India Food and Drink
Indian food is world-renowned for its tantalising flavours, spiciness and enormous variety. Many of the spices we now take for granted – pepper, cardamom and turmeric – hail from India’s plains and jungles. The flavour of each Indian dish is a carefully judged balance of herbs, seasonings and spices, and each cook carefully maintains their own recipe for garam masala– literally ‘hot mix’.
Rice is the foundation stone of Indian cooking, but you’ll also find many kinds of bread, from light, flat chapattis to fat, roasted naan. As often as not, Indian meals are served as thalis, with rice, sabzi (vegetables), soups, and side orders, all served on a single plate.
The north of India specialises in meaty stews and kebabs, while the south favours highly spiced vegetarian curries and dosas (rice-flour pancakes). India’s finest seafood can be found in Bengal and the beaches of Goa and Kerala.
Specialities
Dhal: Lentils; there are dozens of varieties and they come stewed, fried or ground up into flour as an essential ingredient for pastries and fritters.
Pakora: Deep-fried vegetables in lentil-flour batter, a favourite portable snack.
Samosa: Triangular pastry parcels, usually stuffed with potato, onion, peas and sometimes meat.
Thali: A platter of rice, chapattis, vegetable curries, meat dishes and more; in many parts of India, this is a just described a ‘meal’.
Naan: India’s favourite bread, cooked in the tandoor (clay oven).
Tandoori chicken: A Punjabi speciality, spiced chicken marinated in yoghurt, cooked in the tandoor.
Paneer: Soft Indian curd cheese cooked in sauces or spiced and grilled.
Jalebi: Deep-fried batter in sweet syrup, poured out in a nest of orange squiggles.
Dosa: A pancake made from fermented rice-flour batter, serve with curry dips or stuffed with vegetables curry, originally from the south.
Chai: Sweet, strong Indian tea, best sampled from roadside chai-wallahs.
Kingfisher: India’s most popular lager.
Things to know
Bottled water is recommended for visitors but make sure the bottles are properly sealed. Alcohol is mainly served at mid- and upper-range restaurants in the larger towns and cities known as “resto-bars”; in budget eateries, it's usually only found at non-vegetarian restaurants which have a liquor licence.
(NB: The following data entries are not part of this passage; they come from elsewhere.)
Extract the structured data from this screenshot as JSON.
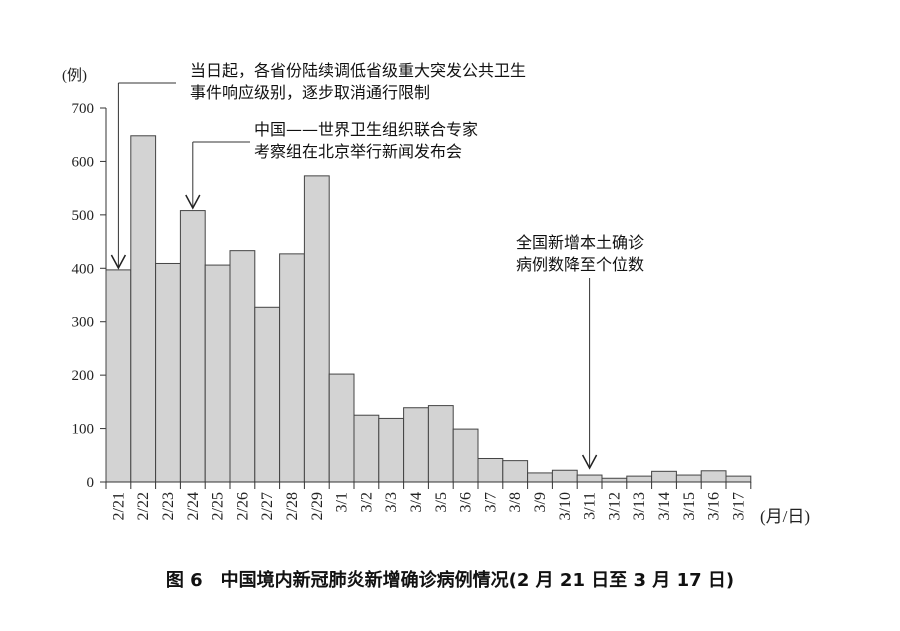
{
  "chart_data": {
    "type": "bar",
    "title": "图 6　中国境内新冠肺炎新增确诊病例情况(2 月 21 日至 3 月 17 日)",
    "ylabel": "(例)",
    "xlabel": "(月/日)",
    "ylim": [
      0,
      700
    ],
    "yticks": [
      0,
      100,
      200,
      300,
      400,
      500,
      600,
      700
    ],
    "grid": false,
    "bar_color": "#d3d3d3",
    "categories": [
      "2/21",
      "2/22",
      "2/23",
      "2/24",
      "2/25",
      "2/26",
      "2/27",
      "2/28",
      "2/29",
      "3/1",
      "3/2",
      "3/3",
      "3/4",
      "3/5",
      "3/6",
      "3/7",
      "3/8",
      "3/9",
      "3/10",
      "3/11",
      "3/12",
      "3/13",
      "3/14",
      "3/15",
      "3/16",
      "3/17"
    ],
    "values": [
      397,
      648,
      409,
      508,
      406,
      433,
      327,
      427,
      573,
      202,
      125,
      119,
      139,
      143,
      99,
      44,
      40,
      17,
      22,
      13,
      7,
      11,
      20,
      13,
      21,
      11
    ],
    "annotations": [
      {
        "category": "2/21",
        "lines": [
          "当日起，各省份陆续调低省级重大突发公共卫生",
          "事件响应级别，逐步取消通行限制"
        ]
      },
      {
        "category": "2/24",
        "lines": [
          "中国——世界卫生组织联合专家",
          "考察组在北京举行新闻发布会"
        ]
      },
      {
        "category": "3/11",
        "lines": [
          "全国新增本土确诊",
          "病例数降至个位数"
        ]
      }
    ]
  }
}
Bars on the lower end of the scale are generally male and seedy.
As of April 2017, alcoholic beverages may no longer be sold within a radius of 500m of national roads. However, this does not apply within city limits.
Tipping
10 to 15% is usual in restaurants that impose no service fee; optional where service fee is added to bill.
Drinking age
18-25 (depending on the state) and is also illegal in some states.